Seems I am effectively making a feature film out of the footage filmed for One Hundred Blinks. My calculations were the film would be about 30 minutes long but of course my 6-9 sec counts telling my subjects when to blink would be out a second here, a second there. And when shooting at 215fps, these seconds add up to minutes, lengthening the duration quite a bit!
So what length defines a feature film? I’ve asked several filmmakers this and received several answers. The BFI states a feature length films is more than 40 mins, as does the Academy Awards. The Sundance Film Festival states anything longer than 50 minutes is considered a feature film. The Screen Actors Guild states that it is 80 minutes or longer and Screen Australia defines it as long than 60 minutes, as does the Cannes Film Festival. In fact, Cannes says a short must be under 15 min and ‘does not accept films that have a duration between 15 and 60 minutes. Not that I’m submitting One Hundred Blinks to Cannes, but .. you never know!
Anyway, as I near the end of the editing process, I’m pushing 60 minutes in my running time. I’m not worried about the length so much, so far it’s quite a meditative timeless piece looking at all these faces through their ages especially as the very rhythmic and ruminative (just found that in Thesaurus, seemed fitting) soundtrack takes shape – working with musician/filmmaker friend George Joseph Miller IV on this.
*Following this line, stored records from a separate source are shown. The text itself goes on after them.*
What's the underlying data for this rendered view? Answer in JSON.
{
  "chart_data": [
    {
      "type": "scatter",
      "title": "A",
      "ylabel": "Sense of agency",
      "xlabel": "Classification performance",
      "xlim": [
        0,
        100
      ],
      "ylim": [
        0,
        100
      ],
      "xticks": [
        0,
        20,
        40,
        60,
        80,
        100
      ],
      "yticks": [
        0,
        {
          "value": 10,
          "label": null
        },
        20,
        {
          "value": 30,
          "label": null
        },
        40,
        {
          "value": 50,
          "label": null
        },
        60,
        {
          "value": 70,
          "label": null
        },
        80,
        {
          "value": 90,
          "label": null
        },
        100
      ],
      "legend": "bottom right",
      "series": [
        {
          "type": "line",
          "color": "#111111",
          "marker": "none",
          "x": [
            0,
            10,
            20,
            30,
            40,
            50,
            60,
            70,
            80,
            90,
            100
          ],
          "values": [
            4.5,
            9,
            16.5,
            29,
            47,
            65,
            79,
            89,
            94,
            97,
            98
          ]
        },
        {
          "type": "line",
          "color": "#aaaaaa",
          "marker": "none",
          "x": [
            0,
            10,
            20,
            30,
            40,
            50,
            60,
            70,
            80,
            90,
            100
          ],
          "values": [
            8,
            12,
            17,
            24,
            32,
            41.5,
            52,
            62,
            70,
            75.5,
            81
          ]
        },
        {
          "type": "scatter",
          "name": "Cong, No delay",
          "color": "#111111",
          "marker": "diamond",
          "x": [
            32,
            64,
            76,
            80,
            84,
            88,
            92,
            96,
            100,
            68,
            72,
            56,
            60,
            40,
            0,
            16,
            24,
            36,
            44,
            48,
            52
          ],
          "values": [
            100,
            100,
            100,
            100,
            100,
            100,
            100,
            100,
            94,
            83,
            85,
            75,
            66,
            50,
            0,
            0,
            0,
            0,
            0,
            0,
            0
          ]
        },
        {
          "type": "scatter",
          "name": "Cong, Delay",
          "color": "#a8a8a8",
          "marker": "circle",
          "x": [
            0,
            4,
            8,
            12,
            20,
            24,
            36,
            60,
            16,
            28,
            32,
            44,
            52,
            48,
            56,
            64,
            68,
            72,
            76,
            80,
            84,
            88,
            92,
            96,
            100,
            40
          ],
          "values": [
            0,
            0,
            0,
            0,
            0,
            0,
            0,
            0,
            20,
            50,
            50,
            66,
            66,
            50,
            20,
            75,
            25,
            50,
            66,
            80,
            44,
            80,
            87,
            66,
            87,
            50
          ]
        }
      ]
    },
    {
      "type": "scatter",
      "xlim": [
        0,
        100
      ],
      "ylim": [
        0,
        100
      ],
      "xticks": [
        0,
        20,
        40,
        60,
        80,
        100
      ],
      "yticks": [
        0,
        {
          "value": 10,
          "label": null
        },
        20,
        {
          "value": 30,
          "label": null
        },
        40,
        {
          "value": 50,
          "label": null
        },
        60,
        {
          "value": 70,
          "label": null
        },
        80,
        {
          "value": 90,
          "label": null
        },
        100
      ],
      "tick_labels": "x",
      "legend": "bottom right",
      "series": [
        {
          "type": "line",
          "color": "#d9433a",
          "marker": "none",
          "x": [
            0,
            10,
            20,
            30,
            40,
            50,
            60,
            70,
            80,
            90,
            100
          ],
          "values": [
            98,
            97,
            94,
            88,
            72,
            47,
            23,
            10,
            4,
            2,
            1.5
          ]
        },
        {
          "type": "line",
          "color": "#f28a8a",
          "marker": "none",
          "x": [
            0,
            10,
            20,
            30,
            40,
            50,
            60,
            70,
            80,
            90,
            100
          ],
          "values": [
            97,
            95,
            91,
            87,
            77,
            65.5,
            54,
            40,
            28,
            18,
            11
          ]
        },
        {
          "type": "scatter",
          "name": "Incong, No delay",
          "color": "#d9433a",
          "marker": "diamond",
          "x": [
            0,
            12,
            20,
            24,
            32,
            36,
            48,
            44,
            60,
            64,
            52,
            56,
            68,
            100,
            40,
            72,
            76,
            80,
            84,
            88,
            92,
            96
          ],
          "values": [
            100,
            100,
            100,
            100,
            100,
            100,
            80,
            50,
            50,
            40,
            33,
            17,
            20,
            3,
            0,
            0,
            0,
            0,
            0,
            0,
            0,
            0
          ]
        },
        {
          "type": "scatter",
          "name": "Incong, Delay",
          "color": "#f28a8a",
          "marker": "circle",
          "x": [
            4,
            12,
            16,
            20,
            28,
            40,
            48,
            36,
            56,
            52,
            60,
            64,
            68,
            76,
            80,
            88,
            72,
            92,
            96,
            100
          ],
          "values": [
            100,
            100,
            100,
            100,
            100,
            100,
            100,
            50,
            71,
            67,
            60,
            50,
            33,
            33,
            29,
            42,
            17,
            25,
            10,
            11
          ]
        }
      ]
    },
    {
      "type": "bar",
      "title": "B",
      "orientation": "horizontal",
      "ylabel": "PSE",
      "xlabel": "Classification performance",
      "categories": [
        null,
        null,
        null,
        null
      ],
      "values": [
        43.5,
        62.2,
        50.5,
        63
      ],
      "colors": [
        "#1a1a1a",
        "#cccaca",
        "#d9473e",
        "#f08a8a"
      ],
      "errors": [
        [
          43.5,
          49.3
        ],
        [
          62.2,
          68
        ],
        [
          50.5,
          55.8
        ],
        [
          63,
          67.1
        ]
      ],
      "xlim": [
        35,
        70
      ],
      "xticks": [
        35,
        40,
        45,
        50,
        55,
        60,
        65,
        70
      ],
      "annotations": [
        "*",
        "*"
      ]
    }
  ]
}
I don’t mind saying I found my eyes fixed upon these changing faces with the first soundtrack draft and my eyes welled up. God, I love slow motion! It slows down these people in their day, in their lives and lets us consider them gently without judgement and somehow they become fleeting reflections of ourselves.
So as I near the final placing of the 100 year old face on the timeline and watch it dissolve into the 7 week baby I feel quite emotional about it all. Maybe it’s because finishing this film marks the end of my 2 year NHS arts residency. Maybe it’s because I feel very aware that my initial ideas of making something that slowed down time has actually made me appreciate the present more because you can bet tomorrow will come faster than the blink of an eye.